Идет утреннее оперативное совещание.
Как всегда, начальник, самодовольно поглаживая живот, начинает с планетарных проблем.
- Число преступлений растет, - изрекает он и смотрит на нас с таким видом, будто именно мы главные виновники этого. - Например, в ФРГ за один год прирост, - деловито сообщает он, словно речь идет о поголовье скота, - 5,5%. В Париже число убийств возросло на 7%, а ограблений и краж в метро, автобусах, на вокзалах и в музеях - на 58 %. Слышите, в музеях! - Он смотрит на нас гневным взглядом, и мы подозрительно оглядываем друг друга, не спрятал ли кто-нибудь в задний карман брюк Венеру Милосскую. - Что касается всей Франции в целом, - зловеще продолжает начальник, - то за год там совершено 3,4 миллиона преступлений. Уж про Америку я не говорю, она всем нам подает пример: 5 миллионов преступлений в год. - Он восхищенно щелкает языком и, как бы извиняясь, добавляет: - У нас в стране, конечно, поскромней, но и население поменьше. Впрочем, наши цифры вы и сами знаете. Знаете?
После некоторого неловкого молчания Джон-маленький, этот ученый муж, говорит:
- Знаем, господин комиссар.
- Конечно, знаем, - развязно подхватывает Гонсалес, но тут же затыкается, потому что вдруг начальник спросит.
- Да? Ну ладно, - продолжает тот, - перейдем к текущим делам.

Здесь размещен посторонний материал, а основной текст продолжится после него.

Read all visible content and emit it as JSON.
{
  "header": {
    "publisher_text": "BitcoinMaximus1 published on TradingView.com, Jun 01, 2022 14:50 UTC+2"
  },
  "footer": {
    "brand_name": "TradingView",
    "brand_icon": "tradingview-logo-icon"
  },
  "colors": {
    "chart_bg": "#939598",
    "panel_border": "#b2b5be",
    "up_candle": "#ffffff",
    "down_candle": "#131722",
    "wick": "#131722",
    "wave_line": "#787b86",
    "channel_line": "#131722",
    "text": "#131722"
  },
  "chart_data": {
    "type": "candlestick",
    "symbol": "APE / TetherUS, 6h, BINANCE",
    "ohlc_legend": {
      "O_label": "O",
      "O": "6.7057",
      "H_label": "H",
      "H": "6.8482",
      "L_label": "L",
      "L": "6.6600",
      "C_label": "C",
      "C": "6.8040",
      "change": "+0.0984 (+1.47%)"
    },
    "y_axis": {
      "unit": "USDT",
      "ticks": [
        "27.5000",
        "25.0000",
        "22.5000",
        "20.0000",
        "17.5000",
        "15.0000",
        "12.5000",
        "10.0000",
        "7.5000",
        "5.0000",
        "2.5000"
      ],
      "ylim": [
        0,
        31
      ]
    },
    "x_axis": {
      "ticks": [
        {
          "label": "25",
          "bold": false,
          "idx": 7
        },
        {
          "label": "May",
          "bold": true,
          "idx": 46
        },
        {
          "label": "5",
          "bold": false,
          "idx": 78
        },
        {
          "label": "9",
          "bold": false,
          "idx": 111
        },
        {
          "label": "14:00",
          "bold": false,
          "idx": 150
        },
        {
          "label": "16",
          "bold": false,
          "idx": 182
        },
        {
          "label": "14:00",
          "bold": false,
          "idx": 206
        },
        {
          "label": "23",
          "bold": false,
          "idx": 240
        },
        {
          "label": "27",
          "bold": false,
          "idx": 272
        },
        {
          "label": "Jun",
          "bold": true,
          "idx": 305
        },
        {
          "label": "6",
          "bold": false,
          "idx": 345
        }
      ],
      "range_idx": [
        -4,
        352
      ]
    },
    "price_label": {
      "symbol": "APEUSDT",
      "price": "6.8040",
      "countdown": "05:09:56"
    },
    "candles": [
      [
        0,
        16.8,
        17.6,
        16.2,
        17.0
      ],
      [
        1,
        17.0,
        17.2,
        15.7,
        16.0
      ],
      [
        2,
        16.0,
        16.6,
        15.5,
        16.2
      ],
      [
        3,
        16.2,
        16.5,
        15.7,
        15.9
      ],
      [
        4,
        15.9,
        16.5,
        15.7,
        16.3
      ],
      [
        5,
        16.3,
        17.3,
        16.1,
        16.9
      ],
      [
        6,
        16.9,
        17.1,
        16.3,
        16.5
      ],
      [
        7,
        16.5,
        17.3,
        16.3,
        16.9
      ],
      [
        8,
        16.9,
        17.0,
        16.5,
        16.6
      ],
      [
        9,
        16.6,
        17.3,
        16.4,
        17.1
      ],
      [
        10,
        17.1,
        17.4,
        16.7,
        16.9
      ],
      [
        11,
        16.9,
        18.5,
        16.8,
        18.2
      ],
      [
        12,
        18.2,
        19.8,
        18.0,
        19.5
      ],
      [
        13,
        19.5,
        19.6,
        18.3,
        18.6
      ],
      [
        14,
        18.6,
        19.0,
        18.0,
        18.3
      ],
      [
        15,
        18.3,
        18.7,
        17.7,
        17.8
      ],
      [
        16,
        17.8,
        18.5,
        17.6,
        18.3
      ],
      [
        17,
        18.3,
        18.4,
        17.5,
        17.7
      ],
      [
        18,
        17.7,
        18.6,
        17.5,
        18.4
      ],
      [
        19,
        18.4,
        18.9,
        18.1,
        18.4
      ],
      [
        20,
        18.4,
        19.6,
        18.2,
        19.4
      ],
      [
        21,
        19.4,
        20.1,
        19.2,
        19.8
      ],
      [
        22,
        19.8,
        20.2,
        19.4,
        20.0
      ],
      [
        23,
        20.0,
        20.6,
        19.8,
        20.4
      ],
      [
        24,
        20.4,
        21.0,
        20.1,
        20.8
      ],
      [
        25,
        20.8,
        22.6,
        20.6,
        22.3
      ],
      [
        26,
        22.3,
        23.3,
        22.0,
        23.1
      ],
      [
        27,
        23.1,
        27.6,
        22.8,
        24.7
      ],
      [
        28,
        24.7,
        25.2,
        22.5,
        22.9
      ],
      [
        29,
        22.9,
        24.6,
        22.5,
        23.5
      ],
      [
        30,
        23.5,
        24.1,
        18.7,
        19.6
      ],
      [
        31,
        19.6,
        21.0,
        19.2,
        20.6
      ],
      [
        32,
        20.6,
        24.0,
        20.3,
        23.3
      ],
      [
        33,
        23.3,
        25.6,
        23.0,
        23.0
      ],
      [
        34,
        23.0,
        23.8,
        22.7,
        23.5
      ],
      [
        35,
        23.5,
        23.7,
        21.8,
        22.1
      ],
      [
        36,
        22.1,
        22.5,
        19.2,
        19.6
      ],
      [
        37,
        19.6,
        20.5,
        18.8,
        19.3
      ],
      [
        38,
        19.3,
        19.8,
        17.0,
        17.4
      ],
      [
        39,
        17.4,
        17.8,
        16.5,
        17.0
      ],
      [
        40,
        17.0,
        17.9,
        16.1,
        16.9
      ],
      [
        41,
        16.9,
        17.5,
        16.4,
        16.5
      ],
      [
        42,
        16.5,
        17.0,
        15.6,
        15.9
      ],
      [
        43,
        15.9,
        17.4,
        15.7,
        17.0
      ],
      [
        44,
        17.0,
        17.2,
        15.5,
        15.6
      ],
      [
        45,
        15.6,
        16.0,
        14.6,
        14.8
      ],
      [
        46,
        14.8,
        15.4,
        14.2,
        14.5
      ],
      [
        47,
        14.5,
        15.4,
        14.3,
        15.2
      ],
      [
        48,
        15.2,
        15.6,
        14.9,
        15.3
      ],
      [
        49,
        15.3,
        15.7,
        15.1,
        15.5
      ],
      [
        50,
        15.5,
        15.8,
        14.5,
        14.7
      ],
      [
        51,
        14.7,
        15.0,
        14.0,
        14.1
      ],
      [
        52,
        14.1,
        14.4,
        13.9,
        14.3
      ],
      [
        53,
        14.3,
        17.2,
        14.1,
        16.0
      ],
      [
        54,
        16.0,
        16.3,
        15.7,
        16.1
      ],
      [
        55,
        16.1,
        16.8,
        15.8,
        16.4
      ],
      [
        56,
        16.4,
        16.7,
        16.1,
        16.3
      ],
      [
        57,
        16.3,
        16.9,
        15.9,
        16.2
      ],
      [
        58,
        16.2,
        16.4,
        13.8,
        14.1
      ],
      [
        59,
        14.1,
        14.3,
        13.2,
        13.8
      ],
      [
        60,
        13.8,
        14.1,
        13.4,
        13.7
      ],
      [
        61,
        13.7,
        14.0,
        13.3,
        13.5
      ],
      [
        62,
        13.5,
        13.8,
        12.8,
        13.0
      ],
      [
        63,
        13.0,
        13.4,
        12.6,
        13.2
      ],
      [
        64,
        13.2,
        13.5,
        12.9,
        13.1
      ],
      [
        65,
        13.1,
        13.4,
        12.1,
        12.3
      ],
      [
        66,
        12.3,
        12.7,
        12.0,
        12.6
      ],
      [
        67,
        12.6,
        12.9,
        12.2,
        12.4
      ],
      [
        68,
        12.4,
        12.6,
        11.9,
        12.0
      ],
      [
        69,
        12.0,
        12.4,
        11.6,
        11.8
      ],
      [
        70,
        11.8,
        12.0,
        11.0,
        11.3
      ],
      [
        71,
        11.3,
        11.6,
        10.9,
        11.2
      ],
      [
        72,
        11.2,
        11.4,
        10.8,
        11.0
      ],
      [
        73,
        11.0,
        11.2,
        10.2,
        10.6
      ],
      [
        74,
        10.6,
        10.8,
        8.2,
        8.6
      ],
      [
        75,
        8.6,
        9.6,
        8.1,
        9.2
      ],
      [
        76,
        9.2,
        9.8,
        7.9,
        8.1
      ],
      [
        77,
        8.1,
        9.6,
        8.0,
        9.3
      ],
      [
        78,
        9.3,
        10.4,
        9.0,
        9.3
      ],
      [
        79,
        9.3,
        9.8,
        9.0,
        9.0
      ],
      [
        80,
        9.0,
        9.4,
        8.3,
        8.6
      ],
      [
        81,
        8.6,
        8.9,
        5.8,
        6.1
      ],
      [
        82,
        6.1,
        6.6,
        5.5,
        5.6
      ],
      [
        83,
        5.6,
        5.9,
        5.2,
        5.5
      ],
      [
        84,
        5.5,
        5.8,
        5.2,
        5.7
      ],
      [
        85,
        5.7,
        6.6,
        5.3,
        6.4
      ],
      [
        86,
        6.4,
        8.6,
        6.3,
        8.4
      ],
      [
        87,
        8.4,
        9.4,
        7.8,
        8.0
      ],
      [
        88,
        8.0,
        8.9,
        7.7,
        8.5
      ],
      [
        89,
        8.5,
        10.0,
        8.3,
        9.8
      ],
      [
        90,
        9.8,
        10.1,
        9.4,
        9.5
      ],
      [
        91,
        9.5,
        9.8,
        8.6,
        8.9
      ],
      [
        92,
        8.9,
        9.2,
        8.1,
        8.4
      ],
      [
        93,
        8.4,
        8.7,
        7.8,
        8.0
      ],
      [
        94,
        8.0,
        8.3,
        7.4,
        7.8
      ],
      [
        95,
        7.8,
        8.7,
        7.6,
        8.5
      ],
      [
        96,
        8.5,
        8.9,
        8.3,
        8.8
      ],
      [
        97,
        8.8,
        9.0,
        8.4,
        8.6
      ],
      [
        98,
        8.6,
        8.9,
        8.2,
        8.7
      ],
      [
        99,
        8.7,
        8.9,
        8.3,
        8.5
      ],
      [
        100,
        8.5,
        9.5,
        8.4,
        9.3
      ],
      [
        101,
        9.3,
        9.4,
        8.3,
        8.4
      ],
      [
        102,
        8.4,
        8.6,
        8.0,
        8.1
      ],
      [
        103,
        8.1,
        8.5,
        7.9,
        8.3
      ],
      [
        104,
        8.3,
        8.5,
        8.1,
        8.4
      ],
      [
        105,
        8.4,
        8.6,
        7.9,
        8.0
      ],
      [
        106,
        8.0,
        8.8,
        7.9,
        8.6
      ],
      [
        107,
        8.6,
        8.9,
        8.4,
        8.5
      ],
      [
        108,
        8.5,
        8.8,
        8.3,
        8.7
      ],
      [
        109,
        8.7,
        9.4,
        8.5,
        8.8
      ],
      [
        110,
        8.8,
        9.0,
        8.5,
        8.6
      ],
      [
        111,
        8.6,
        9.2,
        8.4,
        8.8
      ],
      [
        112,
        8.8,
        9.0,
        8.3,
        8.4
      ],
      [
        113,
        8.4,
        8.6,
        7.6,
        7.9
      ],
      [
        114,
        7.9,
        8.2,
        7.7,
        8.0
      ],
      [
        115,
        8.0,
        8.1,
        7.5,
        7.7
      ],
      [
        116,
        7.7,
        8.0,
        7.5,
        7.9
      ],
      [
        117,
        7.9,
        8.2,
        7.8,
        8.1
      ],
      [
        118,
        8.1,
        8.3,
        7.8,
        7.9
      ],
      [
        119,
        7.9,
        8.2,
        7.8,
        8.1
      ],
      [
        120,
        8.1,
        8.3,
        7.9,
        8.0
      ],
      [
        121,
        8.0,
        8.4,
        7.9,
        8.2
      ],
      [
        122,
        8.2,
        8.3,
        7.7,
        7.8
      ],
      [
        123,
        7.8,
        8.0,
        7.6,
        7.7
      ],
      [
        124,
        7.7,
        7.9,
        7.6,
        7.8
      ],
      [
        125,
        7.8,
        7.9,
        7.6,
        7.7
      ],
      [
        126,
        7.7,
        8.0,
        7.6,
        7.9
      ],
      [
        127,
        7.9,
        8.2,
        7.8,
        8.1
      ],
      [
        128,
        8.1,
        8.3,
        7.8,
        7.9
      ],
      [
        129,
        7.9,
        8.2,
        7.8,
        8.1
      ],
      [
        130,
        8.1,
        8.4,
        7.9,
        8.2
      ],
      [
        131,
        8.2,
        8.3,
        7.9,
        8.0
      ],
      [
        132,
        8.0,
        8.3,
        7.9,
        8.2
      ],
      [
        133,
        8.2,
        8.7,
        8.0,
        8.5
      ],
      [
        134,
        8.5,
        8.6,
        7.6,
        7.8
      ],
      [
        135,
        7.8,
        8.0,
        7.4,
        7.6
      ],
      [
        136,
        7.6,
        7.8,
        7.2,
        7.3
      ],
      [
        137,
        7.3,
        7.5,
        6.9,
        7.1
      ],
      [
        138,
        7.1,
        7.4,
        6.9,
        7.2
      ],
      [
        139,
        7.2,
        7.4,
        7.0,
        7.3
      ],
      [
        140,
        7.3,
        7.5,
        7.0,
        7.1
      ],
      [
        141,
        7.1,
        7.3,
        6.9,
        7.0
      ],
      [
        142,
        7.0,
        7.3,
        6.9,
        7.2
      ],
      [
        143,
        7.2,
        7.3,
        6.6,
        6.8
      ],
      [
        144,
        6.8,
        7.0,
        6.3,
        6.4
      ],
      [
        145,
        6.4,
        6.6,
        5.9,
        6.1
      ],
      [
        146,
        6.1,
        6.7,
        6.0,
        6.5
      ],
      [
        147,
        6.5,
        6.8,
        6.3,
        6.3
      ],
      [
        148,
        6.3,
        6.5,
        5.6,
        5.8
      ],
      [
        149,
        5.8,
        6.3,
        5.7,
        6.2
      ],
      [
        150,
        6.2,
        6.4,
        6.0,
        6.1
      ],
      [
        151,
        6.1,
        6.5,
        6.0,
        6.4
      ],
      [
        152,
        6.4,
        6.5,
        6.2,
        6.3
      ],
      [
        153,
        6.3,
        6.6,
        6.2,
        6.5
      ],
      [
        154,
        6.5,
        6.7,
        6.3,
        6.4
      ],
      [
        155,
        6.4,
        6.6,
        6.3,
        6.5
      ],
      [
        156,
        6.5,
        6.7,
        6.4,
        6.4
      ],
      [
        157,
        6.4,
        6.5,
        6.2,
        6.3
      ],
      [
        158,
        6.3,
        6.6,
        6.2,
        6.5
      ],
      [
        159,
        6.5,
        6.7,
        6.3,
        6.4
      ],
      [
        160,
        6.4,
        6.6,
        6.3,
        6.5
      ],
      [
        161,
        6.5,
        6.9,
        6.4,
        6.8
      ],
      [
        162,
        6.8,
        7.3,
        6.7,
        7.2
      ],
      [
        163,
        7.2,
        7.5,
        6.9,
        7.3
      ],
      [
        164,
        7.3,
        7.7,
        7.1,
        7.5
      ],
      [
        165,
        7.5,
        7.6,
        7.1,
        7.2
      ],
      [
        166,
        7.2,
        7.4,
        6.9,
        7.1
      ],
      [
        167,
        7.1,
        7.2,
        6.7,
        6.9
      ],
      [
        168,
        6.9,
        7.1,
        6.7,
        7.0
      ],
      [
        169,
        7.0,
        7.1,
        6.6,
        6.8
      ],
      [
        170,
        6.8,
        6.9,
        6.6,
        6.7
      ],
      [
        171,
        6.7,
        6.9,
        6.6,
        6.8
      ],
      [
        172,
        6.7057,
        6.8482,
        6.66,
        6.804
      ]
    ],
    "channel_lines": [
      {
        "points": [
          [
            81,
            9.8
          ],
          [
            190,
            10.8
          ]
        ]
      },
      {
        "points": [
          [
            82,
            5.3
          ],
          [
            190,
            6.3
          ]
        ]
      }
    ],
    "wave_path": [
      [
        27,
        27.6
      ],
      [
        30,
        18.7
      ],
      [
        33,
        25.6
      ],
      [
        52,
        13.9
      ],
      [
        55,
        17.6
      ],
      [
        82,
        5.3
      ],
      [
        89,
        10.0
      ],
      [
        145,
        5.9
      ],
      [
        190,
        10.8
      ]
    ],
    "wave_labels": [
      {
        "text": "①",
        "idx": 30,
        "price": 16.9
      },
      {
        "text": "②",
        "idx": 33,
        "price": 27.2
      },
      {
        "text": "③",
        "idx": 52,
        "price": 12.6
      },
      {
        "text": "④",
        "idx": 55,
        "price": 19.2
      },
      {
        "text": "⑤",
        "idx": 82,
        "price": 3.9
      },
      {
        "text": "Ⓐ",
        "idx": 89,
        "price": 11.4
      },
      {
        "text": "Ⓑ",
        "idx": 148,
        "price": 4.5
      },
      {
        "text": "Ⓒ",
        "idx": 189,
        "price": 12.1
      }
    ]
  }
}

Зачитываю сводку. - Он начинает излагать все, что произошло за вчерашние день и ночь. Убийств столько-то, грабежей столько-то, похищений, драк, налетов...
Мы слушаем, скрывая зевоту. Ждем, когда речь дойдет до конкретных заданий. И тут я неожиданно слышу:
- В заброшенном карьере в восемнадцати километрах от города найден, убитый ударом ножа в спину, некий Маруччи, тридцати восьми лет, рецидивист. Проходил, между прочим, по нашему отделу. В кармане пиджака обнаружена карточка со знаком черепа и скрещенных костей и надписью "Черный эскадрон", следов убийц не обнаружено.
Я затаил дыхание, мне показалось, что начальник смотрит на меня. Или на О'Нила, мы сидим рядом. Но может, только показалось?
Начальник делает паузу и многозначительно произносит:
- Конечно, этого подонка не жалко, наверняка счеты сводили бандиты между собой. Но объективно они помогли правосудию. - И, помолчав, добавляет со вздохом сожаления: - Эх, не тех этот "Черный эскадрон" на тот свет отправляет, не тех!
Помолчав еще, начальник продолжает зачитывать сводку.
"Не тех, - размышляю я, - а кого надо? Кто те?"
Наконец, доходит очередь и до заданий.
Нам с Гонсалесом выпадает какая-то ерунда, а вот на долю О'Нила приходится неприятная штука. Поступил сигнал, что один из ребят нашего отдела "подвержен коррупции", как изящно выразился начальник, а проще говоря, берет взятки. Была тут одна история с каким-то рестораном, где кого-то убили, наш парень там присутствовал и вот якобы все потушил, получив за это приличный куш.